2023年6月14日 複雑な地形の日最低気温をピンポイントに推定 作物の凍霜害対策や生育予測での活用に期待

中山間地や傾斜地など、地形が複雑な場合、農地の立地によって1日の最低気温は1kmメッシュごとに提供される気象データの値より10度近く低くなることがある。農研機構は、夜間の放射冷却に伴って発生する冷気流の動きを考慮し、5mメッシュで日最低気温を推定できる手法を開発した。今後、傾斜地や丘陵地など地形が複雑で冷気流が発生しやすい場所に立地する農地についてピンポイントな気象データの整備と提供に貢献し、作物の凍霜害対策や生育予測に役立つことが期待される。

 

極端気象に適応した農業の実現のため気象データを利用

近年、気候変動やそれに伴う豪雨、猛暑といった極端気象が問題になっている。これらに適応した農業を実現するため、農業分野における気象データの利用が急速に増えている。また、作物の生育や土壌水分の変化、雑草や病虫害などの発生状況に応じた高度な栽培管理を行うためにも、気温や降水量といった気象情報が必要となる。こうした場合、全国の気象観測所で測定された気象データを利用するのが一般的だが、気象観測所は数10kmに一地点の割合でしか設置されていない。

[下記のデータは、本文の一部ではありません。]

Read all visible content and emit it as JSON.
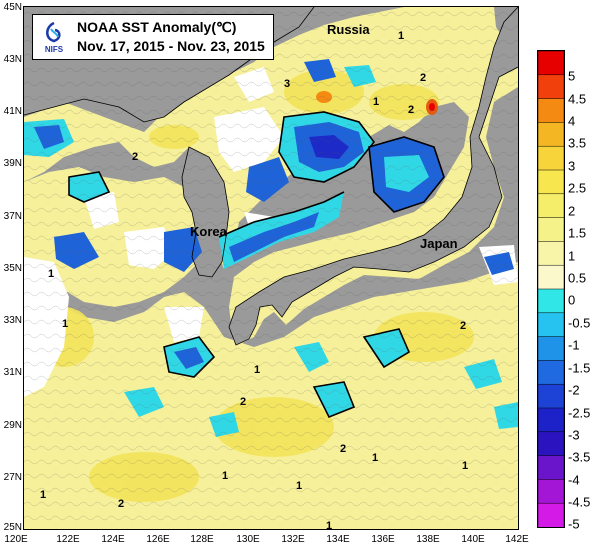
{
  "title": {
    "line1": "NOAA SST Anomaly(℃)",
    "line2": "Nov. 17, 2015 - Nov. 23, 2015",
    "logo_text": "NIFS"
  },
  "places": [
    {
      "key": "russia",
      "label": "Russia"
    },
    {
      "key": "korea",
      "label": "Korea"
    },
    {
      "key": "japan",
      "label": "Japan"
    }
  ],
  "lat_ticks": [
    "45N",
    "43N",
    "41N",
    "39N",
    "37N",
    "35N",
    "33N",
    "31N",
    "29N",
    "27N",
    "25N"
  ],
  "lon_ticks": [
    "120E",
    "122E",
    "124E",
    "126E",
    "128E",
    "130E",
    "132E",
    "134E",
    "136E",
    "138E",
    "140E",
    "142E"
  ],
  "colorbar": {
    "labels": [
      "5",
      "4.5",
      "4",
      "3.5",
      "3",
      "2.5",
      "2",
      "1.5",
      "1",
      "0.5",
      "0",
      "-0.5",
      "-1",
      "-1.5",
      "-2",
      "-2.5",
      "-3",
      "-3.5",
      "-4",
      "-4.5",
      "-5"
    ],
    "colors": [
      "#e60000",
      "#f2400c",
      "#f58a12",
      "#f5b623",
      "#f7d43a",
      "#f7e64d",
      "#f5ee6a",
      "#f6f28a",
      "#f8f5a8",
      "#fbf8cc",
      "#30e6e6",
      "#26c3f0",
      "#1f93e8",
      "#1f6ae0",
      "#1d43d6",
      "#1d22c8",
      "#2b14c0",
      "#6a14cc",
      "#a316d6",
      "#d31ae6"
    ]
  },
  "contour_labels": [
    "1",
    "2",
    "3",
    "2",
    "1",
    "2",
    "2",
    "1",
    "1",
    "1",
    "2",
    "1",
    "2",
    "1",
    "1",
    "2",
    "1",
    "1",
    "1"
  ],
  "map_colors": {
    "land": "#9a9a9a",
    "no_data": "#ffffff",
    "sea_warm": "#f6f09a",
    "sea_warmer": "#f3e35a",
    "anomaly_hot": "#e85a10",
    "cyan": "#30d8e6",
    "blue": "#1f63d8",
    "deep_blue": "#1d2ac8"
  }
}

日本では、丘陵、山麓、台地などの傾斜面や狭小な谷底低地など、複雑な地形で営まれる農業も多く、このような地形では、気象が空間的に細かく変動している。そのため、数10kmに一ヵ所しかない気象観測所のデータを利用した画一的な管理では局所の正確なデータが得られず、凍霜害などの気象災害のリスクが大きくなる可能性がある。こうした農地では、実際のほ場の大きさに合わせて数mから数10mごとに気象データを得ることが理想的であり、それを可能にする手法、システムの構築が求められている。

 

冷気流の動きを考慮した手法の開発

農研機構はこれまで、「メッシュ農業気象データ」を開発し、約1kmのスケールで気象データを提供することで、作物の栽培管理支援や生育予測などに役立ててきた。しかし、1kmスケールの気象データでも、実際のほ場の気象データと異なる場合がある。特に、中山間地の農地(茶園、果樹園など)では、1日の最低気温が「メッシュ農業気象データ」が提供する値より低いという報告が多く寄せられていた。

その原因として、夜間の放射冷却に伴う局所的な冷気流により、冷気が流れ込む谷部分と周辺とで気温差が生じることがあげられる。今回の研究では、この冷気流の動きを考慮し、1kmよりも細かい空間解像度で日最低気温を推定できる手法の開発に取り組んだ。

 

複雑な気象観測を必要とせず気温測器と標高データで利用可能

研究では、「どこ」が冷えやすいかを表す指標として、標高データから得た累積流量が使用された。これは、標高データから計算される地形の勾配に基づき冷気の流れる方向を累積したもので、冷気が溜まりやすい地点ほど値が大きくなる。これにより、使用する標高データと同じ空間解像度(今回の研究では5mの解像度の標高データを使用)で冷気流の動きを推定することが可能になった。

一方で、「いつ」冷気流が起こるのかの指標として、最低気温を推定したい範囲内の代表地点において測定した2高度の気温から計算される放射冷却強度が使用された。今回の研究では、高さ2.0mと9.0mの気温が測定されたが、高さは任意に設定が可能。累積流量と放射冷却強度の2つの指標と現地で観測した最低気温との関係を数式化することで、「メッシュ農業気象データ」の任意の日の最低気温を5mの空間解像度で補正する。

実際の複雑地形地(埼玉県入間市の丘陵地)で検証した結果、既存の「メッシュ農業気象データ」では再現することができなかった日最低気温(最大で7度の誤差)を、累積流量と放射冷却強度を用いることで精度よく再現できることが分かった。

この手法は風速や放射の測定といった複雑な気象観測を必要とせず、気温測器と標高データがあれば利用可能なため、その他の様々な農地でも比較的容易に検証と適用が可能であり、実用的であると高く評価されている。

 

非常に細かい空間解像度での最低気温の推定が可能に

今回開発された手法により、5mという非常に細かい空間解像度で最低気温を推定することが可能となった。

研究グループでは今後、さらなる現地検証を行った後、「メッシュ農業気象データ」とこの手法を組み合わせ、任意の場所と任意の日において最低気温のデータを提供できるシステムの構築を図るとしている。

こうしたシステムは、生産者や公設の農業試験場が農作業の適否の判断や作業スケジュールの立案をする際に役立つだけでなく、気象会社が気温予報を出す際や企業が環境アセスメントを実施する際に、より詳細な気温データが得られるなど、農業以外の分野でも活用されることが期待されている。